I've often noted that journalism, and in particular the reporting (and non-reporting) of crime, is not to be taken at face value.  The most deceptive part is not the slanting of stories, although that's a major problem. The most deceptive part is what gets covered and what gets deep-sixed.

Last weekend, the Palin family was apparently involved in a booze-filled free-for-all at a family party in Anchorage.  This was covered by the New York TimesCNN, USA Today, the Washington Post, ABCMSNBC, and a whole bunch more.

Fair enough.  Sarah Palin was a candidate for Vice President six years ago and remains, kind of, a voice within the Republican Party.  So I get the coverage.

What I don't get is the press's simultaneous and virtually uniform blackout of a grisly murder rampage by an avowed Jihadist.  As the conservative blog Powerline reports:

If a Jihadist were going around the United States committing random murders, you might think it would be a significant news story. But apparently not: until this morning, I had never heard of Ali Muhammad Brown, a "devout Muslim" who murdered at least four random American men as an act of Islamic jihad.

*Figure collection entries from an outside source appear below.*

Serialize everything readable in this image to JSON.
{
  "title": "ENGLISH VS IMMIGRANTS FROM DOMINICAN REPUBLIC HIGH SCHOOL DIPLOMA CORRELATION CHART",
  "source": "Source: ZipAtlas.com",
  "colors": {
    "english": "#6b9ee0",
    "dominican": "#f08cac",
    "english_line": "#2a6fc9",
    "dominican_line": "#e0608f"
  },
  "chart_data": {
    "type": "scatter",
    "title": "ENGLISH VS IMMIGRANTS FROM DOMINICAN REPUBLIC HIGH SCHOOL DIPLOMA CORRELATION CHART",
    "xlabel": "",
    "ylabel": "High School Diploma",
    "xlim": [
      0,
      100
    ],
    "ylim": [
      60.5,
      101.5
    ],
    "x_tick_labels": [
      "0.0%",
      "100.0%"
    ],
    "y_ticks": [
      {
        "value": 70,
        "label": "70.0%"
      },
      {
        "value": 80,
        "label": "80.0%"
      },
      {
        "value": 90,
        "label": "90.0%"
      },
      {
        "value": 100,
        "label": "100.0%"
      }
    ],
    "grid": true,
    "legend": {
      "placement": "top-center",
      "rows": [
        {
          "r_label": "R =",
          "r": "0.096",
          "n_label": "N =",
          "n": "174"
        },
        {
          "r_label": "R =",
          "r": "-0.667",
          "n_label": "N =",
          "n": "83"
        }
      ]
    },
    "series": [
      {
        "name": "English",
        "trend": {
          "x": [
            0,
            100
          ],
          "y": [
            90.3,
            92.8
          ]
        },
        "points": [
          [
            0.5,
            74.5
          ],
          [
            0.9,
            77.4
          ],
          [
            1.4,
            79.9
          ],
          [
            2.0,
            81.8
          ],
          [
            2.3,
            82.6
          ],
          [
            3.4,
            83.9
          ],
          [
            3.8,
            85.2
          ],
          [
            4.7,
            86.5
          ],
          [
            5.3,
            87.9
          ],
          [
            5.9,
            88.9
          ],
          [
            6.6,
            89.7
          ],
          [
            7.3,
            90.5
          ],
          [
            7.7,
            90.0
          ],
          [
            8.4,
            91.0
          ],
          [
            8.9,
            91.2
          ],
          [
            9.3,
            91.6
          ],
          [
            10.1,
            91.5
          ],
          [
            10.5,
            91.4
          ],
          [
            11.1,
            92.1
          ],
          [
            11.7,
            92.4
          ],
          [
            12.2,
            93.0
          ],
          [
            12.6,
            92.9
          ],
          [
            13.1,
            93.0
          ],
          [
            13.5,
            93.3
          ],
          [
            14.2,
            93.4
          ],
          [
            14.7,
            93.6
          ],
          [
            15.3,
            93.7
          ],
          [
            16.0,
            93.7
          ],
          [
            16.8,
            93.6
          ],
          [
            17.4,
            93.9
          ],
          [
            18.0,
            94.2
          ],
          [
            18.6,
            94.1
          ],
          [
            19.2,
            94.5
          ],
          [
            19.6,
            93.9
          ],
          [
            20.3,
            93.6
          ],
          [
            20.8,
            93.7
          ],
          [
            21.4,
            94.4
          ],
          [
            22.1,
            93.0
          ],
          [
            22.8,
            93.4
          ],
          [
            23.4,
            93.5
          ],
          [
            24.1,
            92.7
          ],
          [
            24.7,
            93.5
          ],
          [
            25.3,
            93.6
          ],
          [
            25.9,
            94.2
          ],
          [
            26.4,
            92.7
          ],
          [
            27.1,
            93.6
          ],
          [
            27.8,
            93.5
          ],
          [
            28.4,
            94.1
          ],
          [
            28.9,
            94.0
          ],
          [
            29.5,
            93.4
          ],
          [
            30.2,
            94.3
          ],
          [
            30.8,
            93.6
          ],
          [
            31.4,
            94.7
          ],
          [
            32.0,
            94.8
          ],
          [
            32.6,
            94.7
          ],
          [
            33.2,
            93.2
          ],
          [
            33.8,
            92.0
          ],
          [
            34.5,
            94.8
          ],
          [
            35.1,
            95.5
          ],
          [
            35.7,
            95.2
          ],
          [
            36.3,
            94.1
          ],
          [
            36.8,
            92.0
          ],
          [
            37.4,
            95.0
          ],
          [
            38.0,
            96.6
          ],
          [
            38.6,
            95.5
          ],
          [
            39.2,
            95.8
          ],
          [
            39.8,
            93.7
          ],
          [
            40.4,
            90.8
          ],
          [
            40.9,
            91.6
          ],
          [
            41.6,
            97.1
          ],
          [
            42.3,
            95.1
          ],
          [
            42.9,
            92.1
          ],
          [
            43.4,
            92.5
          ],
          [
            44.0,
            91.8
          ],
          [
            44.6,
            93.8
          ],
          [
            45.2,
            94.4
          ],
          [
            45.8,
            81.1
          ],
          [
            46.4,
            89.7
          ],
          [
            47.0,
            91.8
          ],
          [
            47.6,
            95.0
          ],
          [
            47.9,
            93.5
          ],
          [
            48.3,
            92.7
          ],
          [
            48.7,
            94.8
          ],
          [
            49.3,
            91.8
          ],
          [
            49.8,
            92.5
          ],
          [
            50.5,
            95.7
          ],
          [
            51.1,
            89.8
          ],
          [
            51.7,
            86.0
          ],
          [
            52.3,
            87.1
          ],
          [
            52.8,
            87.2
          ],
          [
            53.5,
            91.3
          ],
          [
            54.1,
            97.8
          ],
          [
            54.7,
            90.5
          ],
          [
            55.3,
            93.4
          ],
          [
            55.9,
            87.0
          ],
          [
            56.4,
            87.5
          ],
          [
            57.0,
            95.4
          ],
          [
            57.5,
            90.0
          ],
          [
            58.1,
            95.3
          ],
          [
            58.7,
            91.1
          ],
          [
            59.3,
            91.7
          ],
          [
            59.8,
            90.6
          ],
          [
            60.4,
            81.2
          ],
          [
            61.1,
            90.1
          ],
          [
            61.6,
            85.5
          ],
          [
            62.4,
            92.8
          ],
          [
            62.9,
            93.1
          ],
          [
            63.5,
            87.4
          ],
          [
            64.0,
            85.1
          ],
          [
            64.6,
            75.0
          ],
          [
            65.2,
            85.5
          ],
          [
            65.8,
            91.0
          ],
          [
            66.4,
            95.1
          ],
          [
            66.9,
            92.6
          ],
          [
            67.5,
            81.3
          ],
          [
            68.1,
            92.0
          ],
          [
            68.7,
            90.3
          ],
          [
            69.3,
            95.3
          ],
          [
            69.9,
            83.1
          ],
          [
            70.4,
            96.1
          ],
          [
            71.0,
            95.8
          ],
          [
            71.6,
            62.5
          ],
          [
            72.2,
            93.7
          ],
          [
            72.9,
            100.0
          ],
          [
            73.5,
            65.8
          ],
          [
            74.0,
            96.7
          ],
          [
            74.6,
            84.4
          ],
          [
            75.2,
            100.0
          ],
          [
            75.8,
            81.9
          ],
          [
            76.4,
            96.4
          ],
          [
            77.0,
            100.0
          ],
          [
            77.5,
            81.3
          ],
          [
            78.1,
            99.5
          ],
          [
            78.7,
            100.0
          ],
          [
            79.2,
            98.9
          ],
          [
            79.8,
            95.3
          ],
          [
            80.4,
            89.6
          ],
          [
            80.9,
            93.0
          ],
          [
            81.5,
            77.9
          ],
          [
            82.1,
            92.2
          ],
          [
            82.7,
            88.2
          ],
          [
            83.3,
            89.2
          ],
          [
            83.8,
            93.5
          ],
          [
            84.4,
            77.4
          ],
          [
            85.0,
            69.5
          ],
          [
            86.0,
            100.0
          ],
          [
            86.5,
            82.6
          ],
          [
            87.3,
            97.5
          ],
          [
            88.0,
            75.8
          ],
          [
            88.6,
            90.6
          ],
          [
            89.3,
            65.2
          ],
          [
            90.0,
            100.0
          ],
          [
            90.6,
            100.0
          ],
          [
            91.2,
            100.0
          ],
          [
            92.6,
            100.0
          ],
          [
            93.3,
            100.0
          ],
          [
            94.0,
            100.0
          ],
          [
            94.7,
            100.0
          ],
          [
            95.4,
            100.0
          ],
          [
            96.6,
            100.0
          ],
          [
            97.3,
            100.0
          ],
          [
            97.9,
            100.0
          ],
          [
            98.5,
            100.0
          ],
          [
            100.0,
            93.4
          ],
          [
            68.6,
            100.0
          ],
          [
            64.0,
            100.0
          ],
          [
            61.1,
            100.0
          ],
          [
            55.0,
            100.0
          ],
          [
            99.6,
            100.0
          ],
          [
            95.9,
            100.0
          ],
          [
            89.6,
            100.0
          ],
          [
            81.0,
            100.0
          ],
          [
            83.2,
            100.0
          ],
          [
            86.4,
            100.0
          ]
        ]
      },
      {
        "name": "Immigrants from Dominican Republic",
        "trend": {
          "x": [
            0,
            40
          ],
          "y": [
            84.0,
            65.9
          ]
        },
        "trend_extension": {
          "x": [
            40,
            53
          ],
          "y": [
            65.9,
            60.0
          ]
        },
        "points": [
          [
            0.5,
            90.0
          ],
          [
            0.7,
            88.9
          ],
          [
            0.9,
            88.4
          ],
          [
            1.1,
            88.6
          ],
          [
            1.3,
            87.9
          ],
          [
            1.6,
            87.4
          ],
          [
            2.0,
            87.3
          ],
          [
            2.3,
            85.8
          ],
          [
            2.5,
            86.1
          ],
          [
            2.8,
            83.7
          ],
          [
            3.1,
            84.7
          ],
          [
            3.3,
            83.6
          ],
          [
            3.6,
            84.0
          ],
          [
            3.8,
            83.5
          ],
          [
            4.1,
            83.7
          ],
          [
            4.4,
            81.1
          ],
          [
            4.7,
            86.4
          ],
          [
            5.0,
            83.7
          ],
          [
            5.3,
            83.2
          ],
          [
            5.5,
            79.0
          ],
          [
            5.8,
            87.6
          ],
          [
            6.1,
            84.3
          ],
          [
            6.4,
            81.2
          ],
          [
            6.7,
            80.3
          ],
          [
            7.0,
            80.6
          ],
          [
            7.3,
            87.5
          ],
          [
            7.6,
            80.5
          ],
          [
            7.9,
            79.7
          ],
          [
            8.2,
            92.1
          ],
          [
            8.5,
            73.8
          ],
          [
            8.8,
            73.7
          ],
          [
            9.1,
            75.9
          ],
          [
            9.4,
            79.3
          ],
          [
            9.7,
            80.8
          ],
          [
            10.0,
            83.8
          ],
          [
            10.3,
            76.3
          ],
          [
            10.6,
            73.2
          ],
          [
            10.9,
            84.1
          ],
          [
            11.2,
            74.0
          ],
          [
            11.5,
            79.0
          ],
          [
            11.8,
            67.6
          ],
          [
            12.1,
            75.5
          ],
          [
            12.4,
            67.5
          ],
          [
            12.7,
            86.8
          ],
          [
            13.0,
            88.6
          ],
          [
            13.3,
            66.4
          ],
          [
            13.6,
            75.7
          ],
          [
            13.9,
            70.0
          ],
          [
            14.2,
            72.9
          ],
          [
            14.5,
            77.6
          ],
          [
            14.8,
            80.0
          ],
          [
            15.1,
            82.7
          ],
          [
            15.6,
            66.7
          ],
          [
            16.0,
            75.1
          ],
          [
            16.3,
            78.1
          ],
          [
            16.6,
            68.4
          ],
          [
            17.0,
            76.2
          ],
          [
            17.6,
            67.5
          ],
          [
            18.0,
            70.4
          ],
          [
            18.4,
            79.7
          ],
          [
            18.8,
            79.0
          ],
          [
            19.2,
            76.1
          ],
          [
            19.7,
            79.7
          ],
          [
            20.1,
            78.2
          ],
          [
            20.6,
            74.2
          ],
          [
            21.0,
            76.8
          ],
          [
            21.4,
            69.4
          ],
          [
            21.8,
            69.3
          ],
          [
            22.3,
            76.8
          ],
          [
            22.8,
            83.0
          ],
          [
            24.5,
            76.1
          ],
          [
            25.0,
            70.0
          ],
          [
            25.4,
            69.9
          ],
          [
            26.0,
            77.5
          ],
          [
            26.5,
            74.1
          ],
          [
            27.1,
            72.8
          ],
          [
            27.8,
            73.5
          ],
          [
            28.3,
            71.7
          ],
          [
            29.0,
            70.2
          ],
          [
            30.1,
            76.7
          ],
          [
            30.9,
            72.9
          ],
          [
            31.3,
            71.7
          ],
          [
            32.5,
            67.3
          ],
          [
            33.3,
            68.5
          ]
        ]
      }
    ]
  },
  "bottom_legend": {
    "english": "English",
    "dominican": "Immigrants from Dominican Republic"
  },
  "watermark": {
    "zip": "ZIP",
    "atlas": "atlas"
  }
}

It seems that the only major paper to have picked up this story, though it broke last month, was the New York Post.

Moral of story:  As I tell my students, listen critically to what you're hearing  -- and even more critically to what you're not hearing.


Not to mention, the press has been eerily silent about the Louisiana Democrat Party endorsing a felon former governor for Congress and the sitting Democrat senator in a tight reelection bid from the same state using taxpayer funds for campaign trips dating back to the early 2000's.

They would be screaming from the rafters if there was an "R" after their names.

The Post gets a bad rap. I take it to the Times any day of the week.